= Myer Kangan =

Australian public servant and educationist (1917–1991)

Myer Kangan (12 July 1917 – 4 October 1991) was an Australian public servant and educationist, who is considered the founder of the technical and further education (TAFE) system after he conducted an inquiry into technical education in Australia on behalf of the Whitlam government.

Kangan was born in Brisbane, Queensland in 1917 and was of Russian Jewish descent. He attended Brisbane State High School, and then graduated with a Bachelor of Arts from the University of Queensland. He joined the Commonwealth public service during World War II on an aircraft design project, and later joined the Department of Labour.

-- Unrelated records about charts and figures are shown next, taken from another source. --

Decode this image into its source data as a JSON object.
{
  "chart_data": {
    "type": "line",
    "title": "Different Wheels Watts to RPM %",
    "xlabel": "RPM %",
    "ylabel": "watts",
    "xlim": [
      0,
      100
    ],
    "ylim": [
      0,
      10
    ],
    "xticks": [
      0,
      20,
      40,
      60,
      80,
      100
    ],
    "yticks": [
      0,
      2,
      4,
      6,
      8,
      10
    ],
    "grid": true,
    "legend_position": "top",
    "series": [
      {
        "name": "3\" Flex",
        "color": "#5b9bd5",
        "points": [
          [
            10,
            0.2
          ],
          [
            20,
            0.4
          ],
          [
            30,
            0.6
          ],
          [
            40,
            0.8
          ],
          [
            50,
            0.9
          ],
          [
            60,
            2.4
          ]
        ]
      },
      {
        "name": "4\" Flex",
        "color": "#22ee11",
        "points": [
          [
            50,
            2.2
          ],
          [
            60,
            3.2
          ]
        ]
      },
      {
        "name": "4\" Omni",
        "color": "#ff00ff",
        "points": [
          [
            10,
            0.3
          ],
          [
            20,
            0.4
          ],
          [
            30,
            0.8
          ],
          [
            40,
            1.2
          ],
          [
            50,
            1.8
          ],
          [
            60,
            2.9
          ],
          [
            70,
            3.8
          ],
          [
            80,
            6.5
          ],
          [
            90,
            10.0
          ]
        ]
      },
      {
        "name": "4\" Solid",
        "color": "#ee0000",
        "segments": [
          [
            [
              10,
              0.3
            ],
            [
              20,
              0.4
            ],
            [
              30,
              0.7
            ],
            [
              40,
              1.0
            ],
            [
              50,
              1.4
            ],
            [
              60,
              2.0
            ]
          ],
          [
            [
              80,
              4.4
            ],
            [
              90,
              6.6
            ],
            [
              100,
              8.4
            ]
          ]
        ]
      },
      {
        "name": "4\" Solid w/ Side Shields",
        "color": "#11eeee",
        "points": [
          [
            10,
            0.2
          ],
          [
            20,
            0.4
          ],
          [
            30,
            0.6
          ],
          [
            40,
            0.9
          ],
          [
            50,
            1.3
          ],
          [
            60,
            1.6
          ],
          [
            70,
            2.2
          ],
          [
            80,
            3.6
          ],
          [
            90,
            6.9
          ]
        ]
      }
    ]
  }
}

In 1973, the federal minister for education, Kim Beazley, agreed to a proposal by the Technical Teachers' Association of Australia to hold an inquiry into technical education in Australia. Beazley convened the Australian Committee on Technical and Further Education, and appointed Kangan—then a senior public servant with the Department of Labour—as the chair. The Kangan Report, produced in 1974, provided a blueprint for the development of TAFE systems across the country over the next fifteen years, and emphasised individual development and free choice of vocational needs.

After his retirement, Kangan founded the Jewish Centre on Ageing in Sydney, for elderly members of the Jewish community to continue living in a traditional manner outside of nursing homes. He died of heart disease on 4 October 1991, aged 74. The Victorian TAFE college Kangan Institute was named after him in honour of his contribution to technical and further education.